Pas de pensée sombre. Je veux me concentrer sur les dernières heures passées en famille. J’ai cru entendre Mélanie dire à ses frères qu’elle les invitait chez elle ensuite. Ça me fait plaisir de constater qu’ils ressentent le besoin de se retrouver entre eux. Finalement, je n’ai peut-être pas été une mauvaise mère. Même si souvent j’ai eu tendance à me faire des reproches de toutes sortes dès que quelque chose ne tournait pas rond, je crois que l’essentiel de ce que j’ai voulu donner à nos enfants est demeuré intact. Ils l’accommodent à leur sauce, d’accord, mais les valeurs sont foncièrement les mêmes. Comme je l’ai souvent prétendu : on ne peut pas donner ce qu’on n’a pas et à l’impossible, nul n’est tenu. Je les ai aimés et j’ai toujours senti que je devais être à l’écoute. À l’écoute de chacun, pour tenter de répondre à leurs attentes le mieux possible. C’est très simple, mais aussi délicat. Finalement, si j’essayais de faire un bilan, je pourrais affirmer que je crois les avoir suffisamment écoutés pour aujourd’hui bien les connaître.
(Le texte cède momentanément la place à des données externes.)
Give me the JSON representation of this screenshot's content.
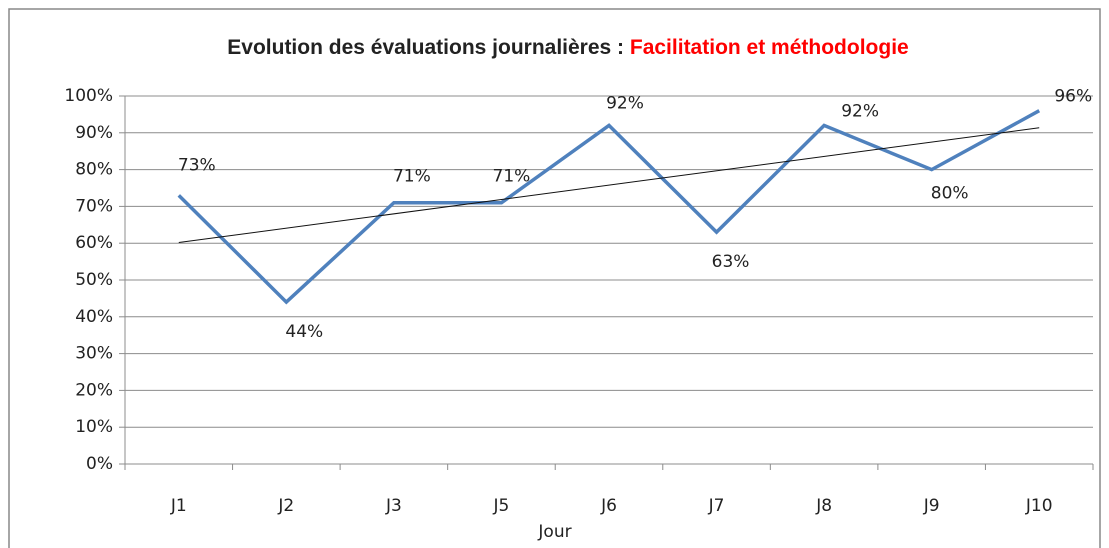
{
  "chart_data": {
    "type": "line",
    "title": "Evolution des évaluations journalières :",
    "title_highlight": "Facilitation et méthodologie",
    "x_label": "Jour",
    "categories": [
      "J1",
      "J2",
      "J3",
      "J5",
      "J6",
      "J7",
      "J8",
      "J9",
      "J10"
    ],
    "values": [
      73,
      44,
      71,
      71,
      92,
      63,
      92,
      80,
      96
    ],
    "value_labels": [
      "73%",
      "44%",
      "71%",
      "71%",
      "92%",
      "63%",
      "92%",
      "80%",
      "96%"
    ],
    "color": "#4f81bd",
    "trendline": true,
    "ylim": [
      0,
      100
    ],
    "yticks": [
      {
        "value": 0,
        "label": "0%"
      },
      {
        "value": 10,
        "label": "10%"
      },
      {
        "value": 20,
        "label": "20%"
      },
      {
        "value": 30,
        "label": "30%"
      },
      {
        "value": 40,
        "label": "40%"
      },
      {
        "value": 50,
        "label": "50%"
      },
      {
        "value": 60,
        "label": "60%"
      },
      {
        "value": 70,
        "label": "70%"
      },
      {
        "value": 80,
        "label": "80%"
      },
      {
        "value": 90,
        "label": "90%"
      },
      {
        "value": 100,
        "label": "100%"
      }
    ],
    "grid": true
  }
}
Alors que j’écris ces mots, un sourire pointe malgré moi.

Est-ce que je les connais assez pour tenter de deviner à quoi ressemble leur réunion ? Peut-être bien. Je les vois, assis dans le petit salon de Mélanie. C’est elle qui dirige la conversation. De cela, je suis certaine, elle l’a toujours fait. Olivier doit écouter, comme Thomas le ferait, les yeux dans le vague, mais l’esprit vif. Il n’interviendra qu’à la fin de son discours. Puis, Sébastien aura le dernier mot. Enfin, c’est souvent comme ça entre eux. Toutefois, je ne peux savoir ce qu’ils vont dire, sinon qu’ils doivent se demander comment je vis tout cela. L’image que j’ai projetée n’était qu’une demi-vérité et je suis persuadée qu’ils s’en sont rendu compte. Je n’ai jamais été une de ces femmes fortes que l’on se plaît à imaginer aujourd’hui. Je ne suis pas une superwoman et je ne l’ai jamais été. Tout à l’heure, ils ont eu la délicatesse de ne pas m’interroger sur mes sentiments, ils doivent sûrement se poser des questions présentement. Saurais-je leur répondre ?
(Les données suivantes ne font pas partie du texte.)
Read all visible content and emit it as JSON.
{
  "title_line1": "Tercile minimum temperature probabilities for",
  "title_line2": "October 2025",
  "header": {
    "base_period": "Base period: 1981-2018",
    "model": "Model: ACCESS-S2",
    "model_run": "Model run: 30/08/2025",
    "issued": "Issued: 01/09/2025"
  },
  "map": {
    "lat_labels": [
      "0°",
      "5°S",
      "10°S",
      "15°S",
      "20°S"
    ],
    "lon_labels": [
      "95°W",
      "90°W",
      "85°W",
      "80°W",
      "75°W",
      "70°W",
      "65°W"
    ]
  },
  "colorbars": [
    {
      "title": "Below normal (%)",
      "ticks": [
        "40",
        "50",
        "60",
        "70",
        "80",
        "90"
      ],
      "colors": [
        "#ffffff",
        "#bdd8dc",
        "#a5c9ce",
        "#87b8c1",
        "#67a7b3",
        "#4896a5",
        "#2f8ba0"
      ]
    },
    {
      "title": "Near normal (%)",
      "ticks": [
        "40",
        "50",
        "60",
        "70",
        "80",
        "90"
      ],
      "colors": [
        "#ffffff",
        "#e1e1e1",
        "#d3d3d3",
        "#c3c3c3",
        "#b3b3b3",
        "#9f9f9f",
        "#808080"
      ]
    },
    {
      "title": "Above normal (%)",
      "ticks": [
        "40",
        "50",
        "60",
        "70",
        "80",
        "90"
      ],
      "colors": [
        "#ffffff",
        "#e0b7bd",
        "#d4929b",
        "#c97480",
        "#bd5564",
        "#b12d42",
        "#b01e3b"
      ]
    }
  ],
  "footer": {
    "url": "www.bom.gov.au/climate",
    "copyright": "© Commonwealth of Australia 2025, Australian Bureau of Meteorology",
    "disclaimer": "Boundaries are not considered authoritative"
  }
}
Est-ce que je sais moi-même comment je me sens ?

C’est tellement difficile à décrire ! Je suis à la fois insouciante et en colère. Un instant, je n’y pense pas, la seconde suivante, je tremble de peur devant l’avenir.
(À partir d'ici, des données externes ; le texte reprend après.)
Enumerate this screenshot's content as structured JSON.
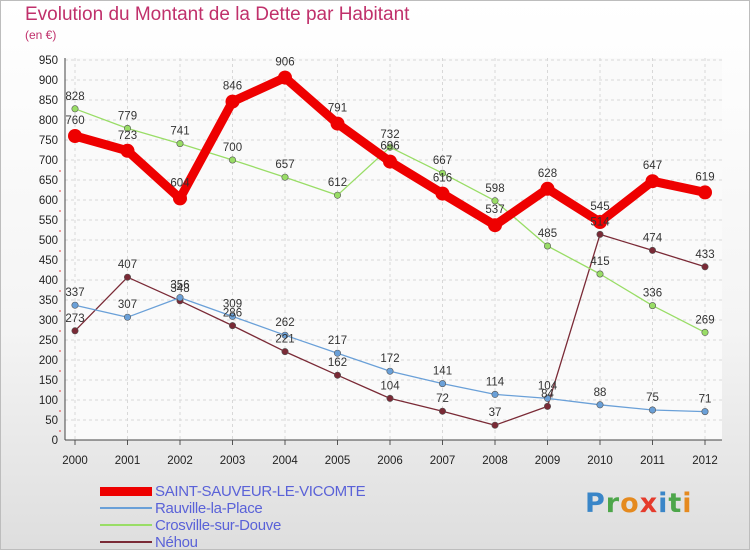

Je me vois sur le plus haut tremplin. Ça m’a pris un temps fou à me décider à monter et maintenant que c’est fait, que je suis prête à sauter, on me demande d’attendre un signal qui tarde à venir. Je sens que le courage peut être quelque chose d’éphémère, de très volatile. Je suis sur mon tremplin et je regarde droit devant parce que j’ai peur de regarder en bas. J’ai peur du vertige que je n’ai pas encore, j’ai peur de la chute que j’ai le temps d’imaginer, j’ai peur de la douleur possible quand je vais frapper l’eau.

Si on me demandait comment je me sens, il n’y aurait peut-être qu’une seule chose à répondre.